Obligatory camel “tourist” photo.
Tourism in Egypt is a big part of the experience and a large part of the economy. Egypt is proud of its past, but what I am interested in the present. How do cemeteries reflect the living? However, in order to really understand the present, acknowledging the greatness of the country’s history is essential. One can see this through the tourism, and after spending a week as a “tourist” with my Aunt, I think I have learned equally much as the previous three weeks trying to “live” here. And these discoveries aid my research questions as I see the dilapidation of grand ancient mausoleums, the rise of simple family oriented religious burials, and the great disparity of wealth and class — which causes people to live in the cemetery.
- Egypt is proud of its monuments and history. There are many layers and aspects to the country with great periods: the ancient Egyptian and pharaohs, the old Islamic parts of Cairo, the old Christian parts of Cairo, the Mamaluk rulers, the sultans, and even the the Nubian community. You can get a degree in “Egyptology” and work exclusively in trying to make new discoveries about the past.There is still a lot unknown. Even my cab drivers are eager to point out important buildings or tell me a bit of history here and there, and it seems like everyone knows stories from the ancient past.
- Egypt makes money from its past and tourism is a major part of the economy, but now no one is coming here to see the past because of its present.
- People are waiting for tourism, but it is not coming and this can be very depressing. I visited Luxor and Aswan at the peak of tourism, christmas. There used to be 300 boats cruising the Nile and now there are about 40 that half empty. This is when foreigners would theoretically escape the cold and see the wonders of the ancient world. On our ship there were maybe 50 people and the crew was busy repairing the ship deck during the cruise. But this was the peak crowd! It was as if they were waiting and preparing for the larger crowd to come, but in reality we were it. This was sad.
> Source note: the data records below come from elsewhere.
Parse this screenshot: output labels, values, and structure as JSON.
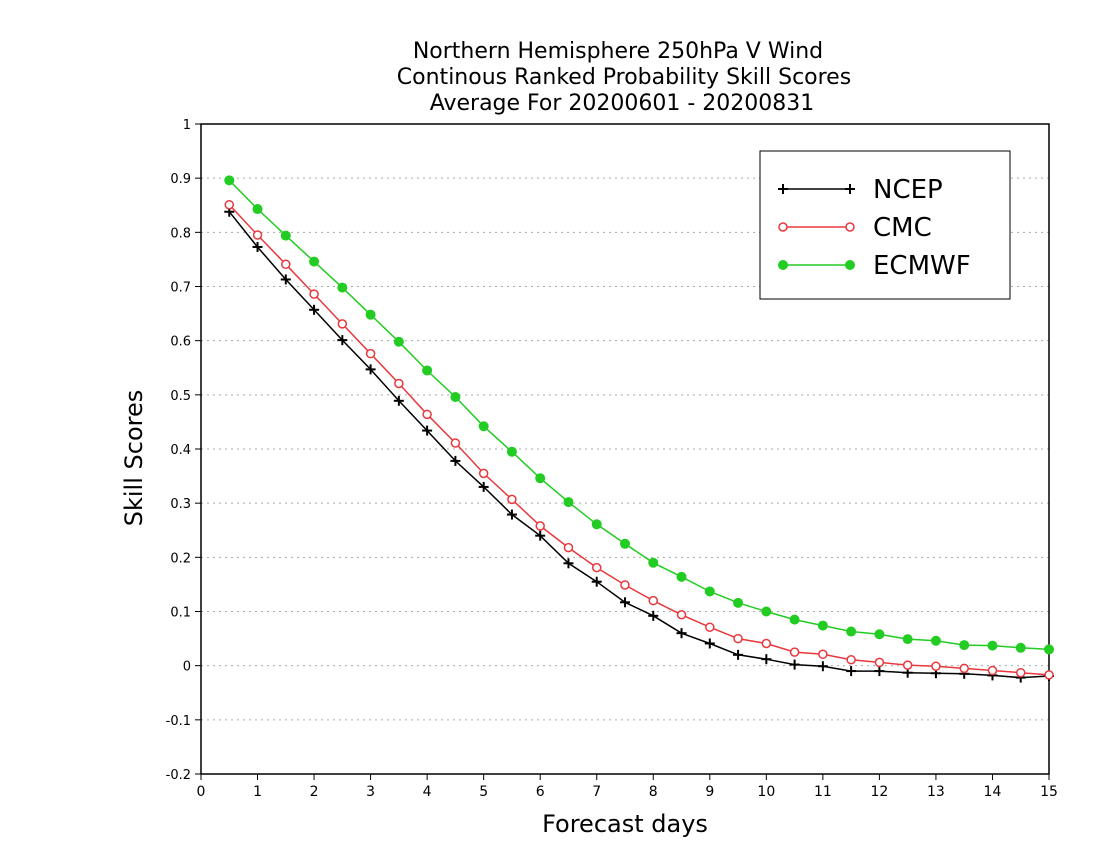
{
  "chart_data": {
    "type": "line",
    "title": [
      "Northern Hemisphere 250hPa V Wind",
      "Continous Ranked Probability Skill Scores",
      "Average For 20200601 - 20200831"
    ],
    "xlabel": "Forecast days",
    "ylabel": "Skill Scores",
    "xlim": [
      0,
      15
    ],
    "ylim": [
      -0.2,
      1
    ],
    "xticks": [
      0,
      1,
      2,
      3,
      4,
      5,
      6,
      7,
      8,
      9,
      10,
      11,
      12,
      13,
      14,
      15
    ],
    "yticks": [
      -0.2,
      -0.1,
      0,
      0.1,
      0.2,
      0.3,
      0.4,
      0.5,
      0.6,
      0.7,
      0.8,
      0.9,
      1
    ],
    "ytick_labels": [
      "-0.2",
      "-0.1",
      "0",
      "0.1",
      "0.2",
      "0.3",
      "0.4",
      "0.5",
      "0.6",
      "0.7",
      "0.8",
      "0.9",
      "1"
    ],
    "grid": "horizontal dotted",
    "legend_position": "top-right",
    "x": [
      0.5,
      1,
      1.5,
      2,
      2.5,
      3,
      3.5,
      4,
      4.5,
      5,
      5.5,
      6,
      6.5,
      7,
      7.5,
      8,
      8.5,
      9,
      9.5,
      10,
      10.5,
      11,
      11.5,
      12,
      12.5,
      13,
      13.5,
      14,
      14.5,
      15
    ],
    "series": [
      {
        "name": "NCEP",
        "color": "#000000",
        "marker": "plus",
        "values": [
          0.838,
          0.773,
          0.713,
          0.657,
          0.601,
          0.547,
          0.489,
          0.434,
          0.378,
          0.33,
          0.279,
          0.24,
          0.189,
          0.155,
          0.117,
          0.092,
          0.06,
          0.041,
          0.02,
          0.012,
          0.002,
          -0.001,
          -0.01,
          -0.01,
          -0.013,
          -0.014,
          -0.015,
          -0.018,
          -0.022,
          -0.019
        ]
      },
      {
        "name": "CMC",
        "color": "#e8383d",
        "marker": "open-circle",
        "values": [
          0.851,
          0.795,
          0.741,
          0.686,
          0.631,
          0.576,
          0.521,
          0.464,
          0.411,
          0.355,
          0.307,
          0.258,
          0.218,
          0.181,
          0.149,
          0.12,
          0.094,
          0.071,
          0.05,
          0.041,
          0.025,
          0.021,
          0.011,
          0.006,
          0.001,
          -0.001,
          -0.005,
          -0.009,
          -0.013,
          -0.017
        ]
      },
      {
        "name": "ECMWF",
        "color": "#22cc22",
        "marker": "filled-circle",
        "values": [
          0.896,
          0.843,
          0.794,
          0.746,
          0.698,
          0.648,
          0.598,
          0.545,
          0.496,
          0.442,
          0.395,
          0.346,
          0.302,
          0.261,
          0.225,
          0.19,
          0.164,
          0.137,
          0.116,
          0.1,
          0.085,
          0.074,
          0.063,
          0.058,
          0.049,
          0.046,
          0.038,
          0.037,
          0.033,
          0.03
        ]
      }
    ]
  }
}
- Egypt is safe. Tourism is safe. There were no problems with feeling “unsafe” flying. But it did feel as though our guides were trying to protect us from the present communities and focus our attention to the greatness of the past. We were shuttled in cars everywhere and the only time we spoke to local people was saying no to hasslers trying to sell us cheap souvenirs. The reality is that these people are desperate to make a few pounds (and this means a few cents). Bargaining is part of the economy, but at points I would feel bad trying to reduce it a dollar because as soon as you step out of that shop you see people living in huts and poverty when you really that extra dollar makes zero difference in your life.
- This above point was especially true staying in the Nubian village. The history of the Nubian people is tragic, but the make beautiful things, live in beautiful homes, and have beautiful traditions. Their economy depends on charging tourists to experience their culture, see their homes, and be surprised by the family’s live crocodile in their living room. With no one coming through the market can be a sad place, and after a while it can make people angry. “Nubain people need rights, they don’t need money or clothes or charity,” as one smart and energetic man told me. But he has no idea how to get these rights, and that is the problem. They are angry with politicians and promises, but they need energy and community organization from within to actually achieve this.
- You can see from my photos that Egypt is beautiful. This is authentic. But somehow I am left feeling confused about what is Egypt. I am always joking by saying “welcome to egypt” and “this is egypt.” But I am not sure I know. How can Egypt solve all its current problems when it is stuck remembering all of its wealth in the past? The revolution came, people organized, but there was not a lot of change. The reality is that change takes time and hard work. People are comfortable dreaming, but living in old patterns. But there is still hope and it starts with you and me– touring Egypt?